Married to Nancy Ann Hovis of Yell County in 1884, they were to raise one daughter, Ora and four sons, Lester, Elbert, Ray and Aubrey. A fifth son, Erby, died in early childhood. For a while he shared offices with another pioneer Yell County physician, Dr. M.C.L. Kirksey in Neely in the Carden’s Bottom area of the Arkansas River Valley. For the major portion of his career, his home and primary office was in Centerville, a crossroads community between Dardanelle and Ola North-South and Carden’s Bottom and Danville East-West. He became a member of the American Medical Association in 1912. Travel in his earliest days was primarily horseback, and though later supplemented by buggy as trails developed into roads, was often during rain and snow the only means of reaching some of his patients particularly home deliveries. His black Kentucky saddle horse, Duke, partially replaced by buggy and later by a Model T Ford remained for a while longer as the best means of reaching some patients in less developed areas.

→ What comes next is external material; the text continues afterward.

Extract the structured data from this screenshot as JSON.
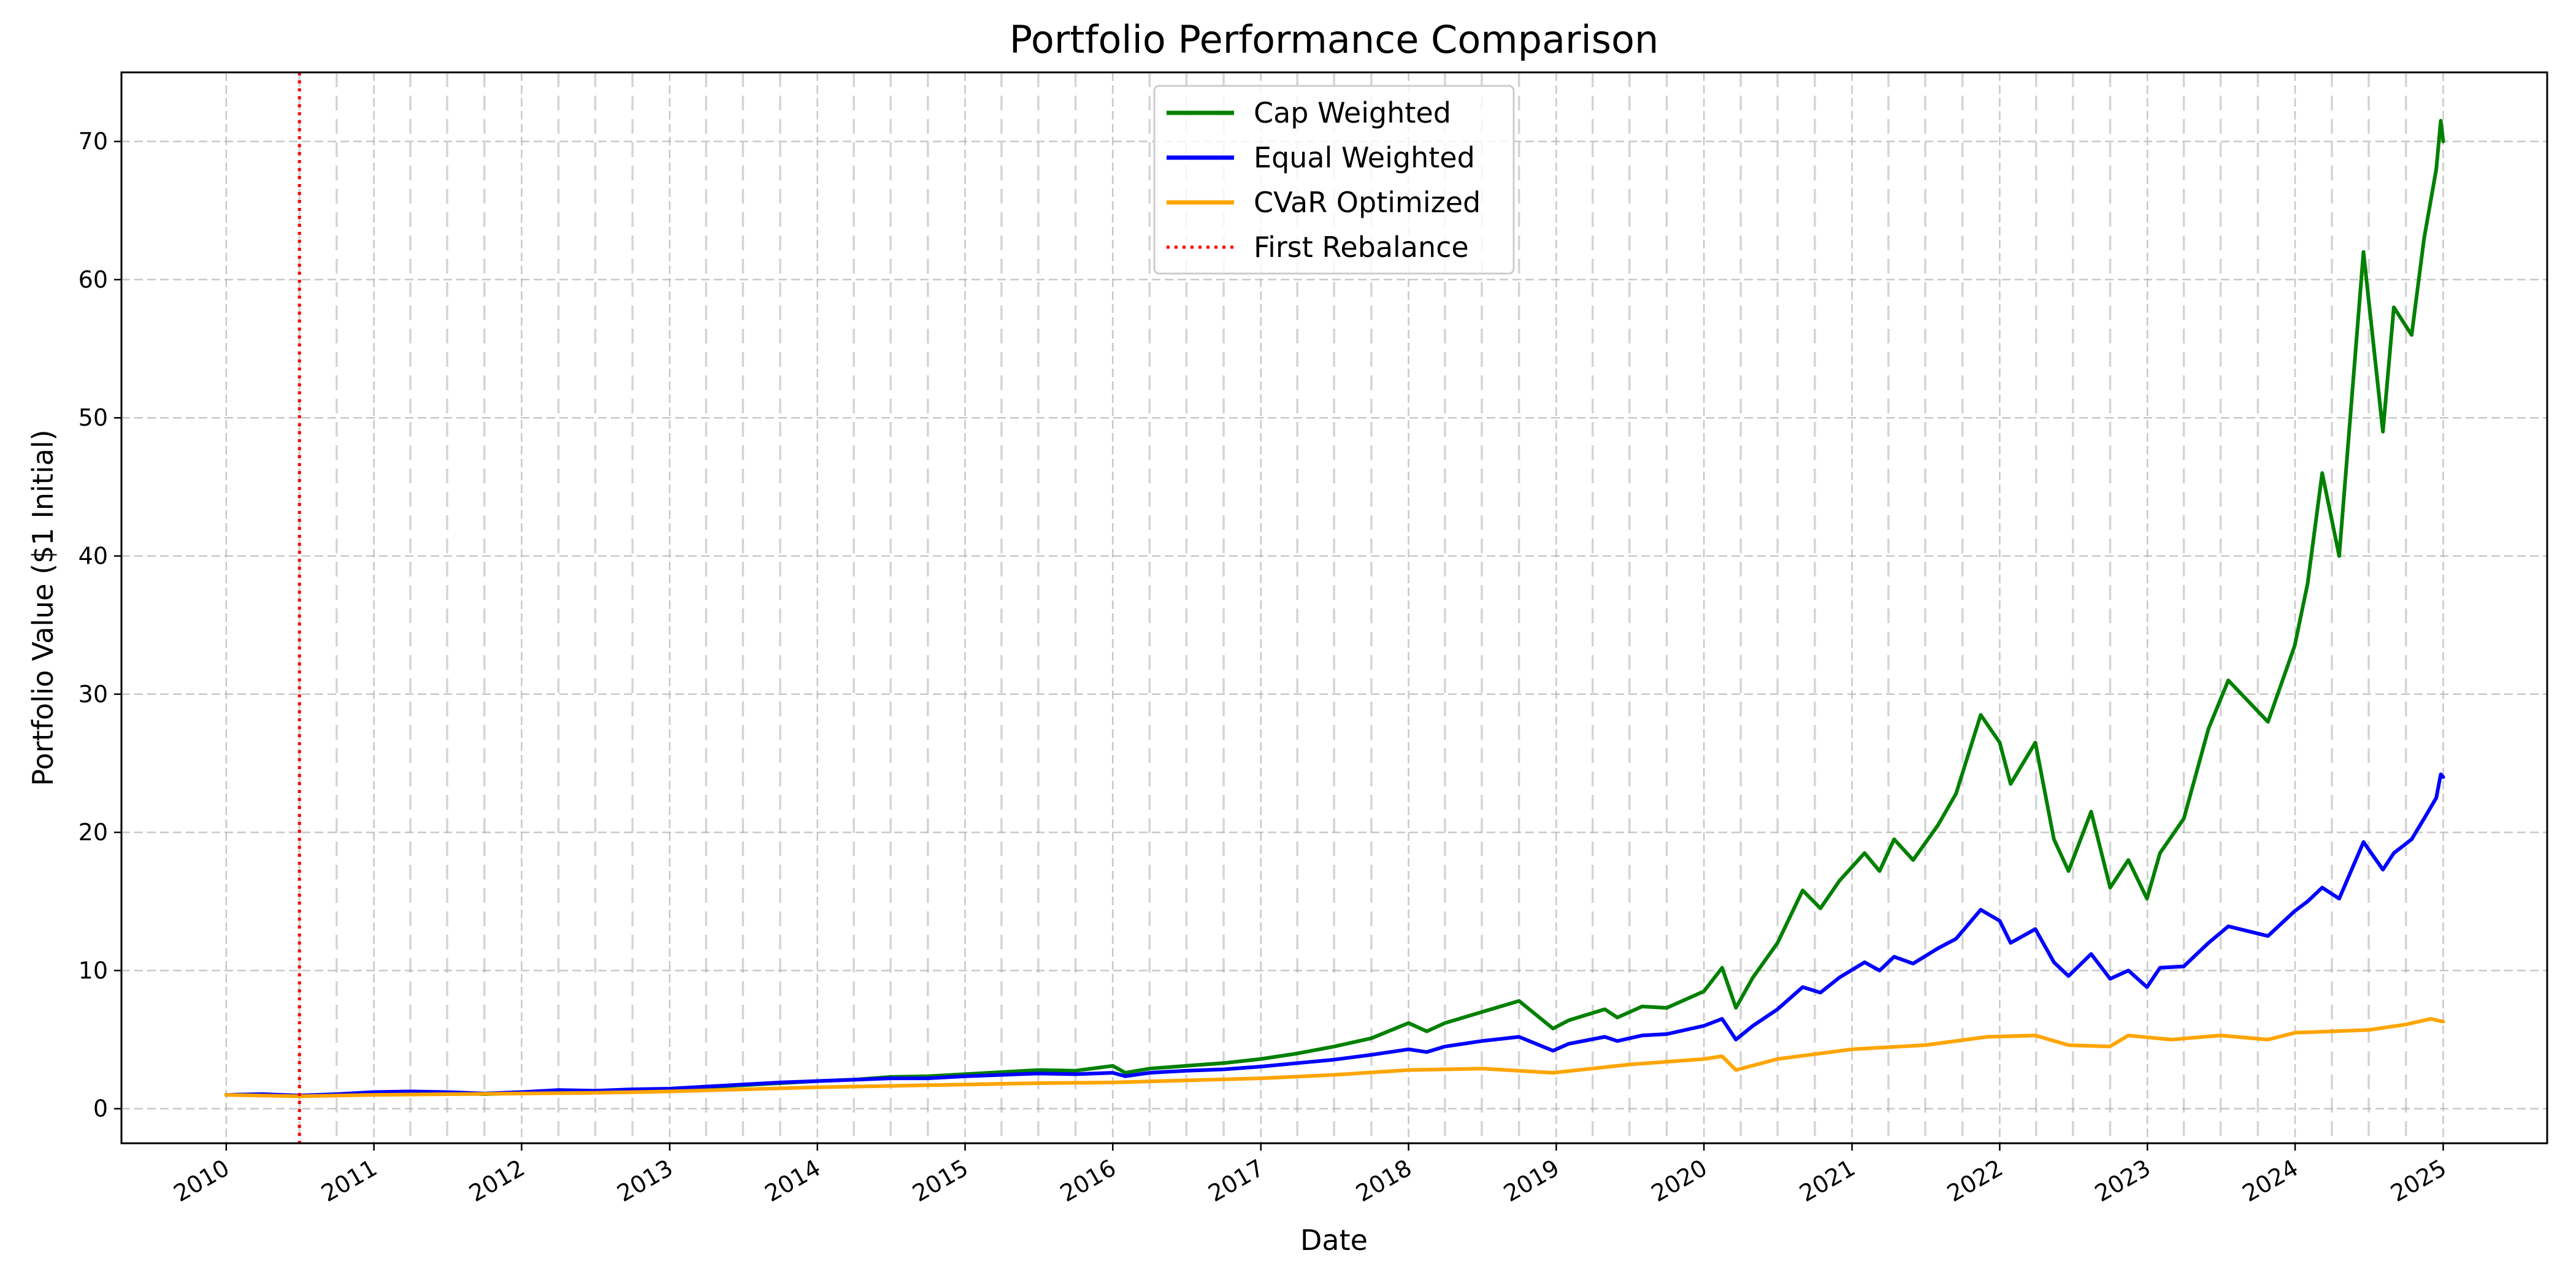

What we now know as Obstetrics and Pediatrics were of course an essential part of the country doctors’ practice. In time, a sizable number of the younger citizens of that section of Yell County had arrived in this world with his assistance. Some were occasionally in receipt of more than his professional services; as when following the delivery of twin girls to a family of very modest circumstances, he subsequently drove to Dardanelle (“Town” as he termed it) to obtain and deliver to the family a “proper” twin bassinet. A granddaughter recalls another occasion when he was called to see one of his very special patients – a young girl with heart disease since infancy now approaching her terminal hours. After tending to her needs as best he could, he asked what else he might get for her. She requested a Bible. Off he drove to “Town” returning shortly with the Bible. This granddaughter relates another incident she recalls with great clarity wherein he reattached her younger brother’s severed toe (described as “dangling by a thread”). After advising the anxious father (his own son) that it “would not likely stay on”. To his own surprise, it did and some sixty-seven (67) years later continues to function well.
A devout Christian, he served for over thirty years as Sunday School Superintendent and teacher at the Centerville Methodist Church. He was for many years a member of the Masonic Order.
Dr. Worsham continued to practice into his mid-eighties then announced his retirement. However, many of his patients were slow in getting the news or sometimes slow to accept it. One expectant mother came to request his services for the upcoming event and upon hearing that he had retired the previous year, tearfully reminded him that he had delivered her other nine children and that she would not accept other care for the new baby. He agreed to be available and later unpacked his instruments and successfully delivered her tenth child. On other occasions, former patients, though aware of his retirement, would present themselves at his home with assorted problems ranging from dislocation of a shoulder to lacerations. He continued to administer to their needs usually on a gratis basis until his late eighties then moved to Russellville in Pope County to live with his grandchildren and daughter-in-law. A few years later, in failing health, he moved to his son’s home in Wichita, Kansas. He died shortly thereafter, April 6, 1947, just short of his ninetieth birthday.
He was buried in the family plot at New Hope Cemetery in Yell County located between Centerville and Dardanelle, not far from the Village of Chickalah where he had begun his practice of medicine almost three-quarters of a century earlier. During these years he had seen medical science evolve from its post-Civil War emphasis on Surgery and purging to the beginning of the antibiotic era and his means of transportation from horseback through horse and buggy to exclusively automobile.
Descendants who have pursued medical careers include Aubrey Gordon Worsham, M.D. of Dallas, Texas, Stephen Allan Worsham, M.D. of Salinas, California and Richard Worsham Emmert, D.D.S. of Pittsburgh, Pennsylvania.